I put this situation on Facebook, asking if my refusal to let him in was uncharitable. All friends who responded said it was reasonable for me not to let him inside. It was a unanimous no. Terms like weirdo, murderer, rapist, con-artist, and junkie were bandied about. Mum reminded me of the stranger danger that she taught me as a kid. And someone pointed out the obvious. If he needed to pray on time, he needed to plan his trip better. That’s what the Metlink site is there for.

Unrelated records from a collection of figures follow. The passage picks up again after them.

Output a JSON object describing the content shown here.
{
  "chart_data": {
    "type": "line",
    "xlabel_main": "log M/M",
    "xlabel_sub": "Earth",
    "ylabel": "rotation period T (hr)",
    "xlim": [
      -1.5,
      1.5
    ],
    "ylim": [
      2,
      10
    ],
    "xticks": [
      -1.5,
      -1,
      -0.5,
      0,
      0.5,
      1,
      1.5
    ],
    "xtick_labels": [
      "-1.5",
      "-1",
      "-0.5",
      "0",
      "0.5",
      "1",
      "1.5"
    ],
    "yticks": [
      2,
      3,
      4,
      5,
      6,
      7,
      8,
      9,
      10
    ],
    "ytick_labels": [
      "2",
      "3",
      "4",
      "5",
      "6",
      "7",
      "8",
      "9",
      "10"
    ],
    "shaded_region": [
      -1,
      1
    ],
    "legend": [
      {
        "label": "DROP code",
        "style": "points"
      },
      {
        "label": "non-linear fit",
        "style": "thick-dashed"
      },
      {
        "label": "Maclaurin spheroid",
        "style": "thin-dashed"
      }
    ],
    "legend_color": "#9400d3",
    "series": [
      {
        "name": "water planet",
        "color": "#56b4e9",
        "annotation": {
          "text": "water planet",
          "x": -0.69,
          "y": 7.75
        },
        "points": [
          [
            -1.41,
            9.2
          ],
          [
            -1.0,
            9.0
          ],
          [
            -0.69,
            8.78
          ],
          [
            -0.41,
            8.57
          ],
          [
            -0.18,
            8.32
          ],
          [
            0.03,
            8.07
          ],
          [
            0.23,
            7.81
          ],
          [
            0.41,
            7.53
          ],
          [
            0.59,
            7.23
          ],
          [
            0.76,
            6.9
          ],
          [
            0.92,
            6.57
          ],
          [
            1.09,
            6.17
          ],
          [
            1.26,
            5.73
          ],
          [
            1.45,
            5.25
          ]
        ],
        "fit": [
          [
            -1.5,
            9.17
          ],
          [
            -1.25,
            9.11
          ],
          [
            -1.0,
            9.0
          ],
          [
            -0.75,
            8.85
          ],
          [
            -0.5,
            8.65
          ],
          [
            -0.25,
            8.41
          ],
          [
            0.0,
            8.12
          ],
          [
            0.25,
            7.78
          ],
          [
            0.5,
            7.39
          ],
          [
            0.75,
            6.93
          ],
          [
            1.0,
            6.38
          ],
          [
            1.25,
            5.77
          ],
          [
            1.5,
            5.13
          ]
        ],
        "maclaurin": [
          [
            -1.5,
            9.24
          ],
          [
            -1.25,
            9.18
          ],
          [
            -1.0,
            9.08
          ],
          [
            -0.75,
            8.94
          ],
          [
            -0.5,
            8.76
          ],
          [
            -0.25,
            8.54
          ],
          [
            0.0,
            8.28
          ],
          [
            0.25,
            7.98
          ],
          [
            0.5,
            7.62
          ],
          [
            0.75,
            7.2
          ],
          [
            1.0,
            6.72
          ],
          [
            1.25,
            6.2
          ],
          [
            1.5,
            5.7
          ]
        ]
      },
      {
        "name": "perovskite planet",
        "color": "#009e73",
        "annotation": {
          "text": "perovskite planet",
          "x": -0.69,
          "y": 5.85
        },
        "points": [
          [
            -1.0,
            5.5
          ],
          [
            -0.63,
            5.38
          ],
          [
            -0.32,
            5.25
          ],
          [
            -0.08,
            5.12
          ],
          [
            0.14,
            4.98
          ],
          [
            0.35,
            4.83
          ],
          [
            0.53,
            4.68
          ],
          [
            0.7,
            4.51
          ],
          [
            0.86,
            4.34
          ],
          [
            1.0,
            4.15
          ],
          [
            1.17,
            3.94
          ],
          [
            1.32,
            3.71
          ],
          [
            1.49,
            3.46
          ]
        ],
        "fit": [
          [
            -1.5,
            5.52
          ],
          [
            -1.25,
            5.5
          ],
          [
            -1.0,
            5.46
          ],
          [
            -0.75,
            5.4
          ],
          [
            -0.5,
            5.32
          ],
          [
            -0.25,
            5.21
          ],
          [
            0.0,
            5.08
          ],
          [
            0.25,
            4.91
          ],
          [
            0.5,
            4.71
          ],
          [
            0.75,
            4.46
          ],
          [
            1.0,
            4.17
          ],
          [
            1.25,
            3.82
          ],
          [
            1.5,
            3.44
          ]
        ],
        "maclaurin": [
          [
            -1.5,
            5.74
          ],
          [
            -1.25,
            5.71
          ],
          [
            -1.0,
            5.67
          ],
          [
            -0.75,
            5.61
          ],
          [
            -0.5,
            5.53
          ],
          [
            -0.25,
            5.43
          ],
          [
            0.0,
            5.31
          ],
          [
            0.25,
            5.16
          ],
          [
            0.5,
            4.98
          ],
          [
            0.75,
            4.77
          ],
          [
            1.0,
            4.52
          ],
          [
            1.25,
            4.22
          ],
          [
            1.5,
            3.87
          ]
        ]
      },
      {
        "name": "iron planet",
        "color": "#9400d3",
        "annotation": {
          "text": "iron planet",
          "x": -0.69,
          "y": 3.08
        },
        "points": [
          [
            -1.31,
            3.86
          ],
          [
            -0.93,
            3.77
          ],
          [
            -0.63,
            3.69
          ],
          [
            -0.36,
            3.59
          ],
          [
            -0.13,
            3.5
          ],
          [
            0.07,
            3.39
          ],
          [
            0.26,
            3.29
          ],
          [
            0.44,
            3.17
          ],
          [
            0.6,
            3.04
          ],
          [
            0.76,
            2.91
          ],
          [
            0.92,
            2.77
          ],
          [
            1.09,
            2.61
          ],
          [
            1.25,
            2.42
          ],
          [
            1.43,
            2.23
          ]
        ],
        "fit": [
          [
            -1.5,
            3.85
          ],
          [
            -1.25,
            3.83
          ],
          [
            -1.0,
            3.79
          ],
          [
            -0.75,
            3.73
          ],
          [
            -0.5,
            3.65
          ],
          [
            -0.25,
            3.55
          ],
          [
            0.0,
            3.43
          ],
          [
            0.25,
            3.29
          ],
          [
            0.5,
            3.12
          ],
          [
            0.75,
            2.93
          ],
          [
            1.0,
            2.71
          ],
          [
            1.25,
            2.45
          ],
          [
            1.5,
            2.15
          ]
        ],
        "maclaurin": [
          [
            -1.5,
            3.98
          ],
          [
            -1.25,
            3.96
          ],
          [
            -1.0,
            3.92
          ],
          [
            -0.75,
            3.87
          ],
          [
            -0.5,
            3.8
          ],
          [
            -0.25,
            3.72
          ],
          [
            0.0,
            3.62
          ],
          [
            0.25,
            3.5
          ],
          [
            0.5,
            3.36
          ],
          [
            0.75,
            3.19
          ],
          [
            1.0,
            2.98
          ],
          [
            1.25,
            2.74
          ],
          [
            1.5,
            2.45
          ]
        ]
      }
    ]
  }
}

Despite all of these potential realities – I once came home to a junkie lying in my yard, looking a bit dead and so I called the police, so if I handled that I could handle anything – I was worried about two things if I were to invite him in. Were there any dirty undies on the floor, left in haste before the morning’s shower? And I dislike religion being forced onto me, so the thought of someone praying in my apartment disturbed the BeJesus (or in this case, the BeAllah) out of me. Being murdered didn’t cross my mind.
Someone asked if my toilet was a shrine. Well yes, actually. It is. Aside from the seriously stylish prints of Libra Fleur adorning my cistern, my toilet door is a shrine to some of my favourite musos. Pictures of Silverchair. Savage Garden, Genevieve Maynard and Kurt Cobain are blu-tacked on the back (shhh it’s a rental), and a sign that reads ‘Do not disturb, I’m listening to Silverchair’ hangs from the handle (definitely NOT a euphemism for ‘do not disturb, I’m doing a poo’). Had I let the man in, my music tastes (religion) may have been forced on him in the toilet-shrine.
And that’s just another example of the strange folk I attract.